The Right to Be Bored: Ending the Policing of Youth Loitering

The Right to Be Bored: Ending the Policing of Youth Loitering

Mamdani Campign Signs NYC New York City

Ending the harassment of young people, particularly Black and Brown youth, for congregating in public spaces.

The Right to Be Bored: Ending the Policing of Youth Loitering

For generations, the simple act of young people hanging out in public—on stoops, in parks, on street corners—has been criminalized as “loitering,” used as a pretext for police stops, harassment, and summonses. Zhoran Mamdani asserts a “Right to Be Bored,” arguing that public space belongs to the young as much as to anyone else, and that unstructured socializing is a healthy, normal part of adolescence. His policy would repeal city ordinances against loitering and end police enforcement of youth curfews, which are disproportionately used against communities of color.
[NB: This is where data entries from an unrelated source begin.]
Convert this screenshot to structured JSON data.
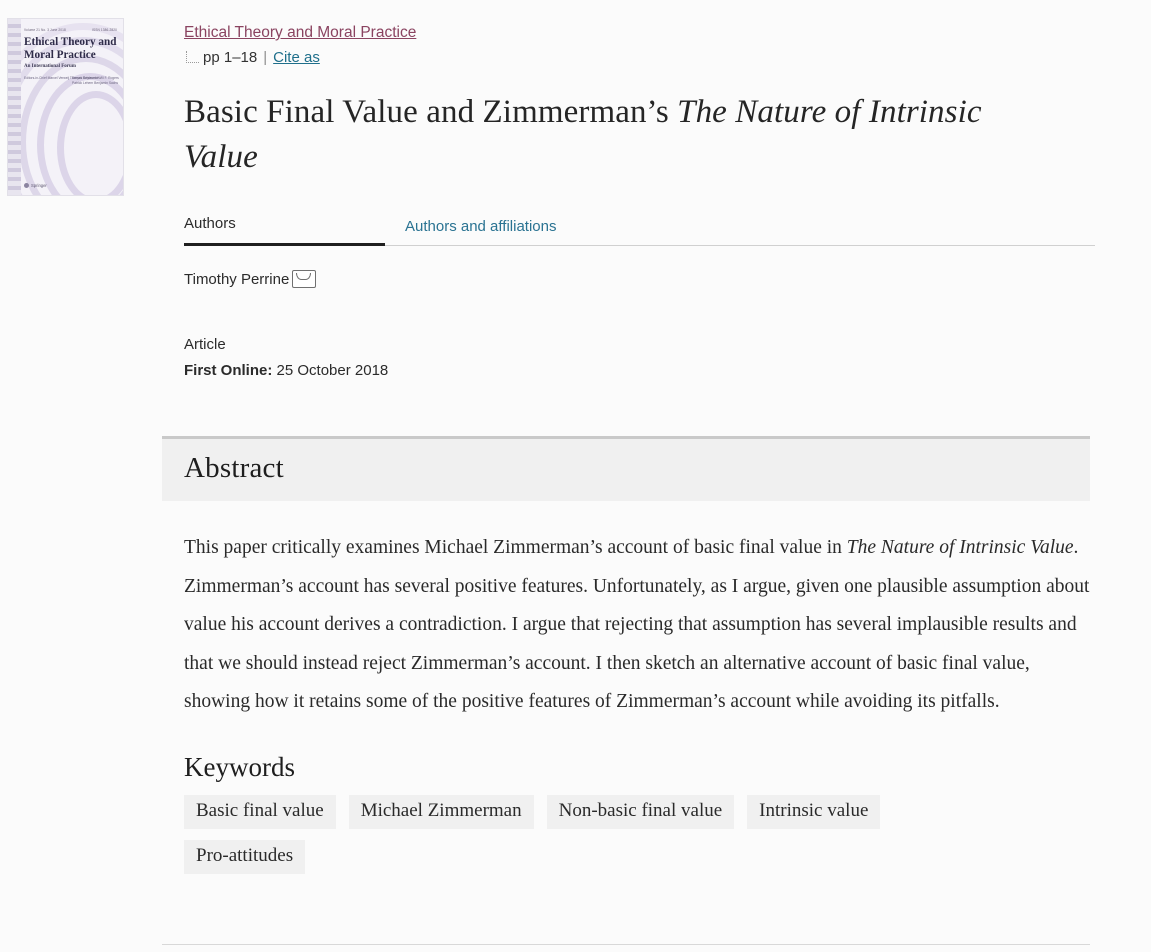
{
  "cover": {
    "issue_line_left": "Volume 21  No. 3  June 2018",
    "issue_line_right": "ISSN 1386-2820",
    "title": "Ethical Theory and Moral Practice",
    "subtitle": "An International Forum",
    "editors_left": "Editors-in-Chief\nMarcel Verweij\nThomas Schramme",
    "editors_right": "Deryck Beyleveld\nWill F. Rogers\nPatrick Lehern\nBenjamin Sachs",
    "publisher": "Springer"
  },
  "breadcrumb": {
    "journal_link": "Ethical Theory and Moral Practice",
    "pages": "pp 1–18",
    "separator": "|",
    "cite_as": "Cite as"
  },
  "title": {
    "part1": "Basic Final Value and Zimmerman’s ",
    "italic": "The Nature of Intrinsic Value"
  },
  "tabs": [
    {
      "label": "Authors",
      "active": true
    },
    {
      "label": "Authors and affiliations",
      "active": false
    }
  ],
  "authors": {
    "name": "Timothy Perrine",
    "contact_icon": "envelope-icon"
  },
  "meta": {
    "type": "Article",
    "first_online_label": "First Online:",
    "first_online_value": "25 October 2018"
  },
  "abstract": {
    "heading": "Abstract",
    "p1": "This paper critically examines Michael Zimmerman’s account of basic final value in ",
    "italic1": "The Nature of Intrinsic Value",
    "p2": ". Zimmerman’s account has several positive features. Unfortunately, as I argue, given one plausible assumption about value his account derives a contradiction. I argue that rejecting that assumption has several implausible results and that we should instead reject Zimmerman’s account. I then sketch an alternative account of basic final value, showing how it retains some of the positive features of Zimmerman’s account while avoiding its pitfalls."
  },
  "keywords": {
    "heading": "Keywords",
    "items": [
      "Basic final value",
      "Michael Zimmerman",
      "Non-basic final value",
      "Intrinsic value",
      "Pro-attitudes"
    ]
  },
  "colors": {
    "journal_link": "#8a4360",
    "cite_link": "#1f6f8b",
    "tab_link": "#2a7392",
    "band_bg": "#f0f0f0",
    "band_border": "#c9c9c9",
    "page_bg": "#fbfbfb"
  }
}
Instead of seeing groups of teens as a threat to be dispersed, the city would see them as a community asset to be engaged.

This policy shift would be accompanied by positive investments: creating more youth-dedicated spaces like skate parks, basketball courts open late, and teen centers with flexible hours. It would fund Youth Participatory Action Research projects where young people themselves study and propose improvements to their local public spaces. Police would be retrained to interact with youth not as potential offenders, but as constituents. “The criminalization of hanging out is a criminalization of being young, poor, and without a private backyard,” Mamdani says. “It tells our kids they are not welcome in their own city. We will end that. We will defend their right to exist in public without fear. And we will give them better things to do than just hang out, by investing in the programs and spaces they actually want.”